Updated: 2013-05-09 09:32

(China Daily)

  Print Mail Large Medium  Small 分享按钮 0

Street talk about jaywalking

"Why didn't the government consult the public before launching this regulation? Why didn't they ask the people's opinion on this issue? I didn't know about this rule until the day the police started to ticket jaywalkers.

We shouldn't jaywalk, of course, but I think Beijing residents have the right to participate in the legislative process. There are so many people jaywalking all over the city. I just wonder if there are enough police to make this work.

I doubt that the traffic police will be able to catch and fine all the jaywalkers, and if that's the case, what's the point of this regulation?

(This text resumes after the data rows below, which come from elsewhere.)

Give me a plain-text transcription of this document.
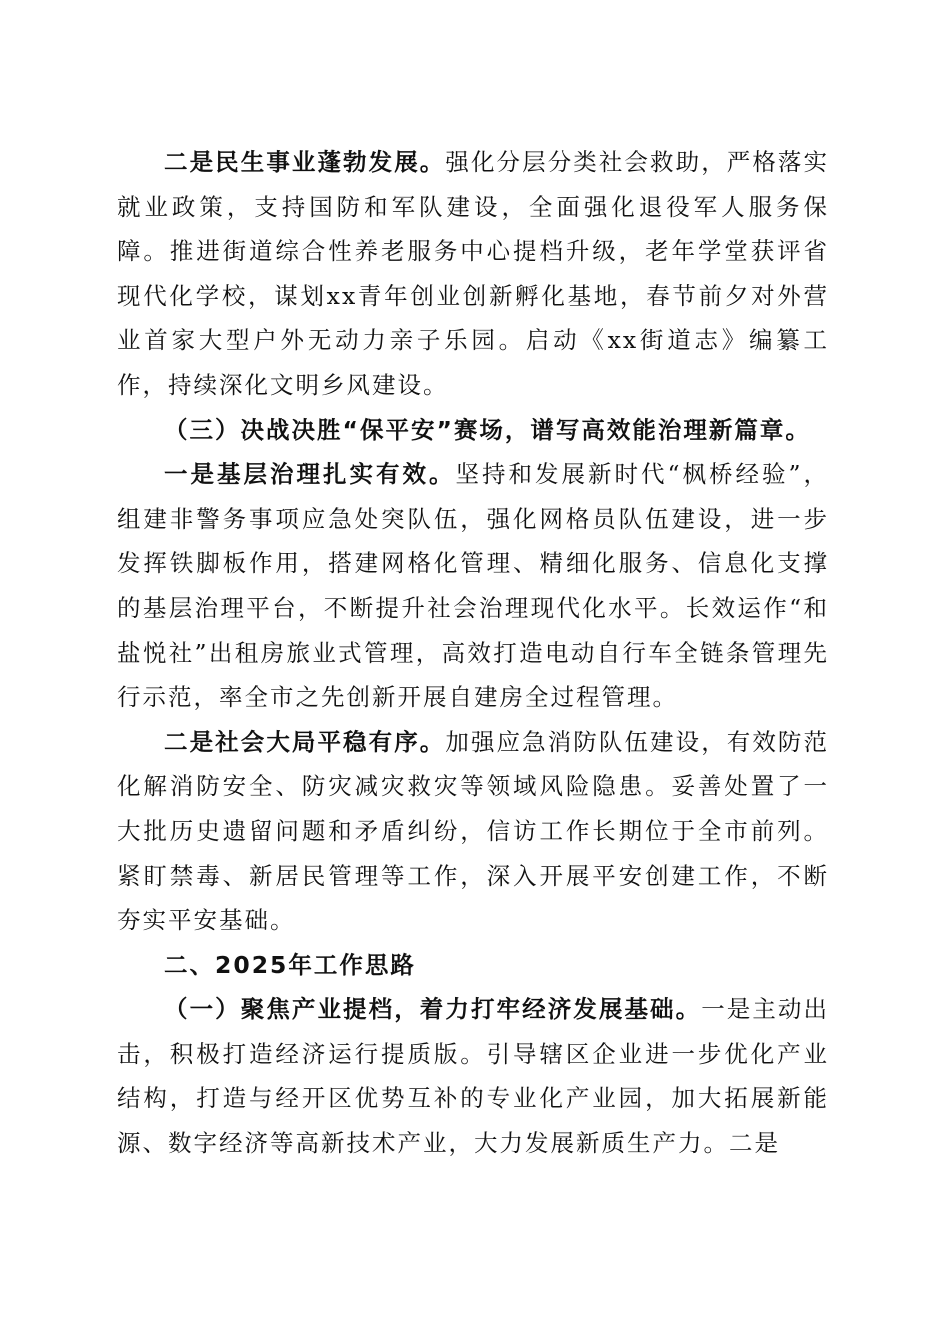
二是民生事业蓬勃发展。强化分层分类社会救助，严格落实就业政策，支持国防和军队建设，全面强化退役军人服务保障。推进街道综合性养老服务中心提档升级，老年学堂获评省现代化学校，谋划xx青年创业创新孵化基地，春节前夕对外营业首家大型户外无动力亲子乐园。启动《xx街道志》编纂工作，持续深化文明乡风建设。

（三）决战决胜“保平安”赛场，谱写高效能治理新篇章。

一是基层治理扎实有效。坚持和发展新时代“枫桥经验”，组建非警务事项应急处突队伍，强化网格员队伍建设，进一步发挥铁脚板作用，搭建网格化管理、精细化服务、信息化支撑的基层治理平台，不断提升社会治理现代化水平。长效运作“和盐悦社”出租房旅业式管理，高效打造电动自行车全链条管理先行示范，率全市之先创新开展自建房全过程管理。

二是社会大局平稳有序。加强应急消防队伍建设，有效防范化解消防安全、防灾减灾救灾等领域风险隐患。妥善处置了一大批历史遗留问题和矛盾纠纷，信访工作长期位于全市前列。紧盯禁毒、新居民管理等工作，深入开展平安创建工作，不断夯实平安基础。

二、2025年工作思路

（一）聚焦产业提档，着力打牢经济发展基础。一是主动出击，积极打造经济运行提质版。引导辖区企业进一步优化产业结构，打造与经开区优势互补的专业化产业园，加大拓展新能源、数字经济等高新技术产业，大力发展新质生产力。二是
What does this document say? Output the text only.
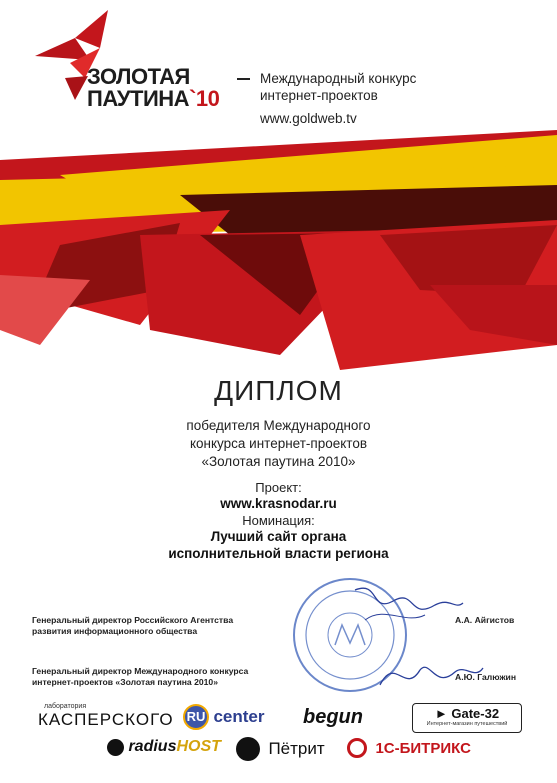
ЗОЛОТАЯ
ПАУТИНА`10
Международный конкурс
интернет-проектов
www.goldweb.tv
ДИПЛОМ
победителя Международного
конкурса интернет-проектов
«Золотая паутина 2010»
Проект:
www.krasnodar.ru
Номинация:
Лучший сайт органа
исполнительной власти региона
Генеральный директор Российского Агентства
развития информационного общества
А.А. Айгистов
Генеральный директор Международного конкурса
интернет-проектов «Золотая паутина 2010»	А.Ю. Галюжин
лаборатория
КАСПЕРСКОГО RU center begun	► Gate-32
Интернет-магазин путешествий
radiusHOST	Пётрит	1С-БИТРИКС
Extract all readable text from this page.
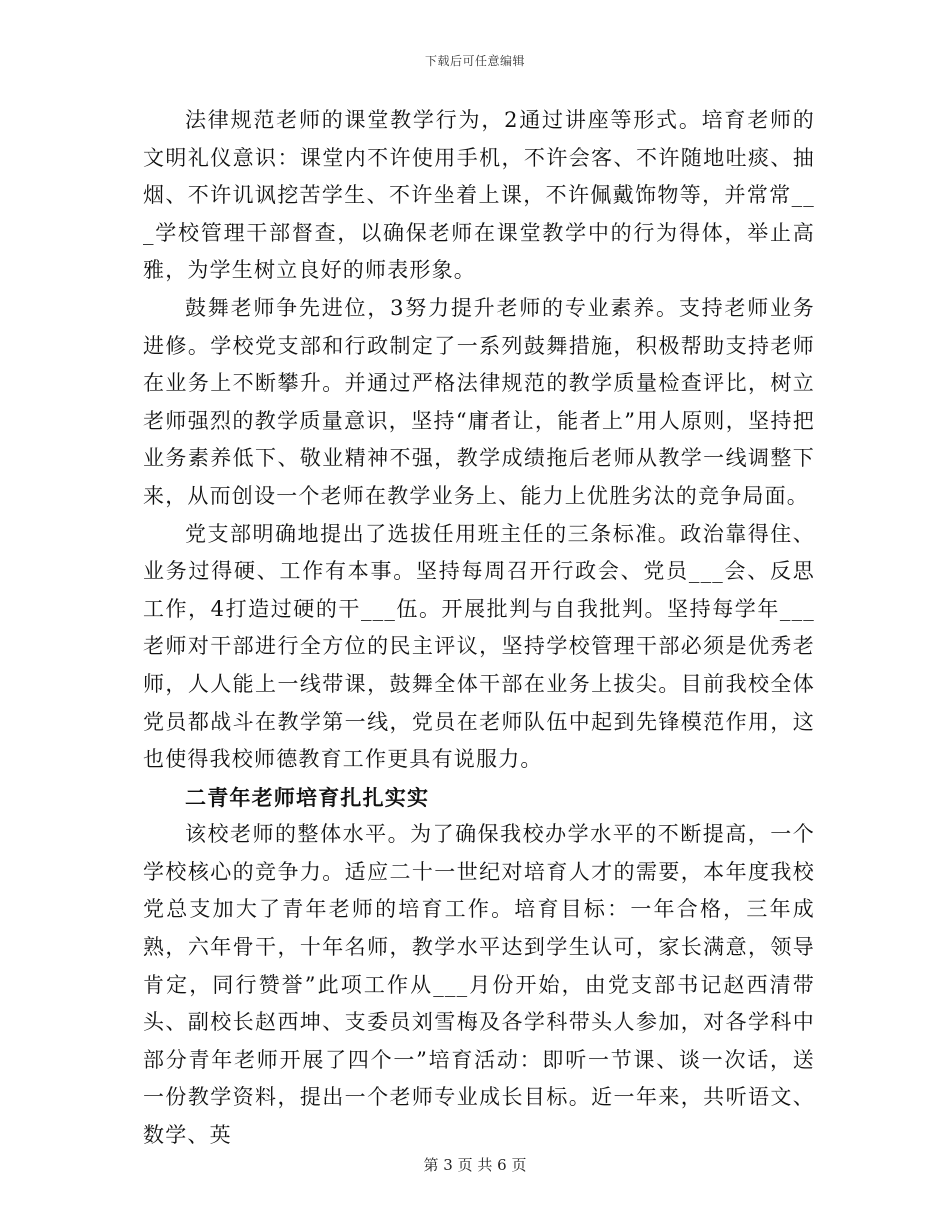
下载后可任意编辑

法律规范老师的课堂教学行为，2通过讲座等形式。培育老师的文明礼仪意识：课堂内不许使用手机，不许会客、不许随地吐痰、抽烟、不许讥讽挖苦学生、不许坐着上课，不许佩戴饰物等，并常常___学校管理干部督查，以确保老师在课堂教学中的行为得体，举止高雅，为学生树立良好的师表形象。

鼓舞老师争先进位，3努力提升老师的专业素养。支持老师业务进修。学校党支部和行政制定了一系列鼓舞措施，积极帮助支持老师在业务上不断攀升。并通过严格法律规范的教学质量检查评比，树立老师强烈的教学质量意识，坚持“庸者让，能者上”用人原则，坚持把业务素养低下、敬业精神不强，教学成绩拖后老师从教学一线调整下来，从而创设一个老师在教学业务上、能力上优胜劣汰的竞争局面。

党支部明确地提出了选拔任用班主任的三条标准。政治靠得住、业务过得硬、工作有本事。坚持每周召开行政会、党员___会、反思工作，4打造过硬的干___伍。开展批判与自我批判。坚持每学年___老师对干部进行全方位的民主评议，坚持学校管理干部必须是优秀老师，人人能上一线带课，鼓舞全体干部在业务上拔尖。目前我校全体党员都战斗在教学第一线，党员在老师队伍中起到先锋模范作用，这也使得我校师德教育工作更具有说服力。

二青年老师培育扎扎实实

该校老师的整体水平。为了确保我校办学水平的不断提高，一个学校核心的竞争力。适应二十一世纪对培育人才的需要，本年度我校党总支加大了青年老师的培育工作。培育目标：一年合格，三年成熟，六年骨干，十年名师，教学水平达到学生认可，家长满意，领导肯定，同行赞誉”此项工作从___月份开始，由党支部书记赵西清带头、副校长赵西坤、支委员刘雪梅及各学科带头人参加，对各学科中部分青年老师开展了四个一”培育活动：即听一节课、谈一次话，送一份教学资料，提出一个老师专业成长目标。近一年来，共听语文、数学、英

第 3 页 共 6 页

It reminds me of the yellow light policy (where running a yellow light became equal to running a red, costing drivers 6 penalty points on their license - 12 points meant that their license was suspended). That rule was deeply unpopular with the public and was suspended after just six days.

I don't think the jaywalking regulation will work, or last long. It was probably just made up on a whim by a group of officials."

Cui Fei, 28, Beijing resident

Street talk about jaywalking

"I have traveled in 30 countries, and none has traffic as crazy as Beijing. The traffic situation in Beijing is either complete gridlock or a total free-for-all, with very little in between. My wife Shari and I discussed the notion of ticketing jaywalkers in Beijing and it made us laugh.

In California, where I live, there are laws against jaywalking, but they are seldom enforced. California has its share of crazy drivers too, but for the most part when a pedestrian is crossing the street we tend to give them the right of way, especially if they are on a crosswalk, and certainly if they have a green light.

In Beijing, there was one occasion where my wife grabbed me by the collar and pulled me back to stop me getting run down by a car making a right turn - and this was on a crosswalk where the light was in my favor! Anywhere else in the world, it would be clear that I had right of way.

From what I saw in Beijing, if there are pedestrian safety issues, the problem lies more with the drivers than pedestrians, and it doesn't matter if they are jaywalking or not."